Sage Francis
Dr. Feel Nathan
Après un « Personal journals » qui aura étonnamment séduit un auditoire au spectre assez large, allant des plus fanatiques adeptes d’Anticon au difficile public de la scène indépendante, Sage Francis sort ce trois titres en 45 tours édition limitée. Aussi original que cela puisse paraître, ce format aura au moins le mérite de ravir puristes et crate-diggers, mais aussi d’intriguer le chaland…
S’il est désormais acquis que Sage Francis est un des meilleurs MCs de ces dernières années, certaines mauvaises langues argueront toujours qu’il est largement mis en valeur par les productions qui l’accompagnent. Il est vrai que la liste des beatmakers de son dernier opus avait de quoi laisser rêveur : Jel, Sixtoo, Mayonnaise, Mr Dibbs, Alias, Odd Nosdam, Controller 7, pour ne citer qu’eux. Mais cet argument ne tiendra pas longtemps à l’écoute de ce 45 tours, car il s’agit ici de trois poèmes, clamés en spoken word et enregistrés à l’occasion d’un des live du MC à New York en 2002. Passé maître dans l’art de surprendre (ses concerts sont constitués de son unique présence et de Mini Discs qu’il remplit d’instrus), Sage Francis se livre complètement lorsqu’il est sur scène. C’est là qu’il a fait ses premières armes, en arpentant concours de freestyles et autres battles.
Voilà donc tout l’attrait de ce disque : entendre une performance live et accapella.

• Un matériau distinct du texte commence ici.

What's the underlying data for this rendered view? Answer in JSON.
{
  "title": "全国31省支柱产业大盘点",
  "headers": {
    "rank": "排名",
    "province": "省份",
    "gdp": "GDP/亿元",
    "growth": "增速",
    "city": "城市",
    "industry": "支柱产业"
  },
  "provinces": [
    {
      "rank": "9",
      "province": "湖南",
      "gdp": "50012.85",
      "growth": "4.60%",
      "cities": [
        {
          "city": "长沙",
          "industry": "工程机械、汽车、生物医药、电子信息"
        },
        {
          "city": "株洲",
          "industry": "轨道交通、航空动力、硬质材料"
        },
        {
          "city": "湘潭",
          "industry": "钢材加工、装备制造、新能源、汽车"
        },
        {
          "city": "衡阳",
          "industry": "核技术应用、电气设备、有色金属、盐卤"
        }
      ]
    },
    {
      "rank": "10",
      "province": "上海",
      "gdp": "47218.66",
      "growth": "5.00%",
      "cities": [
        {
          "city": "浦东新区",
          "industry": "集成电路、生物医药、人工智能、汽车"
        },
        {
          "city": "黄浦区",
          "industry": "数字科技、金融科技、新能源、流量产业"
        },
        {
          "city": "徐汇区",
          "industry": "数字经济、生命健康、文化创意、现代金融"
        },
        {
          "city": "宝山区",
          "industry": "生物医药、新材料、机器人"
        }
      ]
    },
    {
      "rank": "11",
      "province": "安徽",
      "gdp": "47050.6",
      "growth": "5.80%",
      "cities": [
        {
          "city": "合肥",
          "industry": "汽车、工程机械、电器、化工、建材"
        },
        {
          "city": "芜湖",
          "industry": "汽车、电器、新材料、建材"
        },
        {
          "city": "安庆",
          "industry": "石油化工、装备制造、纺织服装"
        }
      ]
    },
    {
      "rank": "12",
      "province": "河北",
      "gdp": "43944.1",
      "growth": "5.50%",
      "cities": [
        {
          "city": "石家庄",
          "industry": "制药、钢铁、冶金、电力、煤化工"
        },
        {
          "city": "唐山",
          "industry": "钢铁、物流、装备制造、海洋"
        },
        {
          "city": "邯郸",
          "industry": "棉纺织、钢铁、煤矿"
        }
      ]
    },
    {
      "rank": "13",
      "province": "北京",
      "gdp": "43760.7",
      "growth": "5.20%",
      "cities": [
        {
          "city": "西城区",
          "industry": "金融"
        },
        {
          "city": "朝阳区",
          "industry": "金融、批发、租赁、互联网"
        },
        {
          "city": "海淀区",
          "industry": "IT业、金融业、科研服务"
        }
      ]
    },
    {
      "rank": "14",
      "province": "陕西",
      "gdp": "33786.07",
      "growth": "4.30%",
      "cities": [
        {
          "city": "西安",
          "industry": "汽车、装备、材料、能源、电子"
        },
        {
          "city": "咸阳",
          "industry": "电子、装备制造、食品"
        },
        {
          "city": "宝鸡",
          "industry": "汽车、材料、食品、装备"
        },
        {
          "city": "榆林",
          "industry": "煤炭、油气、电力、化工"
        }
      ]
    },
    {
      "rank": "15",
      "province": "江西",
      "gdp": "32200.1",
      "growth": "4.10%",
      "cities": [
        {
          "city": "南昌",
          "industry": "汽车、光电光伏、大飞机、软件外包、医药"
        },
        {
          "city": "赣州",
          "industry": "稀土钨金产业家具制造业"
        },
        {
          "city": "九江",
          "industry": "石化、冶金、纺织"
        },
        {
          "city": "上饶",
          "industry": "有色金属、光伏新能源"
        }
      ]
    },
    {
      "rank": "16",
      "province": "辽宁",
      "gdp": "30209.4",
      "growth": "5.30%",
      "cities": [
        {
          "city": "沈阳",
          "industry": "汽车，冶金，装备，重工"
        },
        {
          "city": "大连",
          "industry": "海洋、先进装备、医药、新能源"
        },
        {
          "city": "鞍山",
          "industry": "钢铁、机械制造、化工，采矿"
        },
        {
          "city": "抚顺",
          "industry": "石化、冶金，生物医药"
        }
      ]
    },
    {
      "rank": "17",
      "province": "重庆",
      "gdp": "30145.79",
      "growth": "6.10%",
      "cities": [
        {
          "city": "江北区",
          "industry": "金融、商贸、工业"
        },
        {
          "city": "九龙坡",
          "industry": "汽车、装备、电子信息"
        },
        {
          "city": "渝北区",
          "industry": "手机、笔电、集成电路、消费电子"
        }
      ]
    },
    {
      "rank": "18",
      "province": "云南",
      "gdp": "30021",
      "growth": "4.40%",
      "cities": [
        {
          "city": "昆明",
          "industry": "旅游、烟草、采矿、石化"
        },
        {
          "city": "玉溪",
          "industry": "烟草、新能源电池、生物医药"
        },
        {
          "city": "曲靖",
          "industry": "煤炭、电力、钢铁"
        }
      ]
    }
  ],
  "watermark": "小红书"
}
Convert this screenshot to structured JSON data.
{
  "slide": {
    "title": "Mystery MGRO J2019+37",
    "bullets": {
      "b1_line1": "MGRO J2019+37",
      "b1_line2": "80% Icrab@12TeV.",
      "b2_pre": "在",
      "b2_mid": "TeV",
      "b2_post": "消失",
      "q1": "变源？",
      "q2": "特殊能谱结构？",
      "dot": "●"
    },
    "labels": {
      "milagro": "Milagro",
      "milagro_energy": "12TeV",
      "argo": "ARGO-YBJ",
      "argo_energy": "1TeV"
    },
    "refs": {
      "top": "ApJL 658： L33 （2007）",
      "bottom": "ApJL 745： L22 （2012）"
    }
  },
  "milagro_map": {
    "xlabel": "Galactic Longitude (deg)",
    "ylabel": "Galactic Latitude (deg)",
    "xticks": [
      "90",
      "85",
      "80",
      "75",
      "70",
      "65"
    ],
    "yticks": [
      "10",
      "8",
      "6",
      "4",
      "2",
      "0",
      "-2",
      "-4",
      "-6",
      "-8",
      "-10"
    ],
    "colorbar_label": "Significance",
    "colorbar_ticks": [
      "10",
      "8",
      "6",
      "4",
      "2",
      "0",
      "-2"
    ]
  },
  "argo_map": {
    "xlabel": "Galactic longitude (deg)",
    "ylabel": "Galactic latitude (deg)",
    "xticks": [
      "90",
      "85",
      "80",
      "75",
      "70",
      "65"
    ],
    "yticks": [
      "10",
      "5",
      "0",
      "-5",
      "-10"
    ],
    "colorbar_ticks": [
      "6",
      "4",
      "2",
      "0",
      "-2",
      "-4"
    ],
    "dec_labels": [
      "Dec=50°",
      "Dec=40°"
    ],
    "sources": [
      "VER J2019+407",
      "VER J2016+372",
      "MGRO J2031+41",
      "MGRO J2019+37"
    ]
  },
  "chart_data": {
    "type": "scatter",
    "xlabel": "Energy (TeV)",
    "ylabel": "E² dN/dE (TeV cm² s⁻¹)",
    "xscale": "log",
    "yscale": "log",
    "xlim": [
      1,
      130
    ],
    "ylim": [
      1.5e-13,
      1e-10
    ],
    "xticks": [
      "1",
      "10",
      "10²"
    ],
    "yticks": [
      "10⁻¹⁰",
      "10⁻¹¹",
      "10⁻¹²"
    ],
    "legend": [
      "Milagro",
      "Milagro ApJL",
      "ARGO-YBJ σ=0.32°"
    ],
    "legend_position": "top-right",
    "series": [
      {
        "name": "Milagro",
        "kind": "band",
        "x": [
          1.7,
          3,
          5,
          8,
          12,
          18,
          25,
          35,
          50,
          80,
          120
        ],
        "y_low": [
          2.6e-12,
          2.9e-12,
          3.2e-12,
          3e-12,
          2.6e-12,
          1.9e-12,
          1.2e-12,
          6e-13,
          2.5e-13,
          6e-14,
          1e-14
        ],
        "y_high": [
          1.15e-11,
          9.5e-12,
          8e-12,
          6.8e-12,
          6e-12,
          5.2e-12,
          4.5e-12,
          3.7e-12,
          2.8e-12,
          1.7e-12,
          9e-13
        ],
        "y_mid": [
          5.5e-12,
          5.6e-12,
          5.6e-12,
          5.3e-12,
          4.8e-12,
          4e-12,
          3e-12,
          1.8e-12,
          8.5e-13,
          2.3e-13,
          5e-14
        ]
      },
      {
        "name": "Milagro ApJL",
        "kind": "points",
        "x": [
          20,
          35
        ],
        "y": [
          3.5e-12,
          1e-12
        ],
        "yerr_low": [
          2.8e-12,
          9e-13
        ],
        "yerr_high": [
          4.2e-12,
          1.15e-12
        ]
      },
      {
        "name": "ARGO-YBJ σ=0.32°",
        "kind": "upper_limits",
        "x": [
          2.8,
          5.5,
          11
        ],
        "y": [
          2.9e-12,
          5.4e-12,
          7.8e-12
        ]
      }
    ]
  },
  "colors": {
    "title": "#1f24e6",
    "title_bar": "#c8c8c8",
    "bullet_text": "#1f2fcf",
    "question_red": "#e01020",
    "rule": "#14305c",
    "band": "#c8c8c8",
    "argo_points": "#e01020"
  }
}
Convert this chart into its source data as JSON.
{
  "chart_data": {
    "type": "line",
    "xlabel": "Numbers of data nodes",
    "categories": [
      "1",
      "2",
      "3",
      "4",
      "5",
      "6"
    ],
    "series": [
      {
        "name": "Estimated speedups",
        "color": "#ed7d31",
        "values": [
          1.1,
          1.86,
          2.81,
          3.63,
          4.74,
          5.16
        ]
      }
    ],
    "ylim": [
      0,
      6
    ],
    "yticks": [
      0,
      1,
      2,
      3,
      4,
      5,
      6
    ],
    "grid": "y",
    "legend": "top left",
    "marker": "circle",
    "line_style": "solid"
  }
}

Pour ce qui est du contenu, au regard de la splendide pochette et de son titre, on comprendra qu’il s’agit d’Amour (il s’en amuse d’ailleurs en se pastichant sur la pochette et en détournant son blaze). Mais bien loin de verser dans l’eau de rose, Sage Francis ne manque pas d’humour (noir) lorsqu’il aborde ce sujet (‘Ode to My Bitches’). Les rimes sont tantôt touchantes, tantôt cyniques, et ne manquent pas de susciter l’intérêt du public.
Bien qu’il soit quasiment impossible de décrire l’énergie que Sage Francis dégage sur scène, l’écoute de ce 45 tours (pressé à 750 exemplaires seulement) peut toutefois donner un aperçu de ses dispositions face à un public. Comme ces mots, il ne suffira toutefois pas à retranscrire la théâtralisation, les longues tirades, les beats boxs effrénés ou encore les hurlements de rage qu’il peut émettre, tant tout cela paraît dépourvu de comparaison. Mais derrière cette pochette kitsch, l’occasion nous est donnée d’apprécier une performance qui peut donner une esquisse (la réalité est difficilement transcriptible) de l’intensité dégagée par le rappeur, l’énergie qu’il fournit et l’émotion qu’il tente de faire passer, tant il semble possédé par ce qu’il dit, par ce qu’il vit.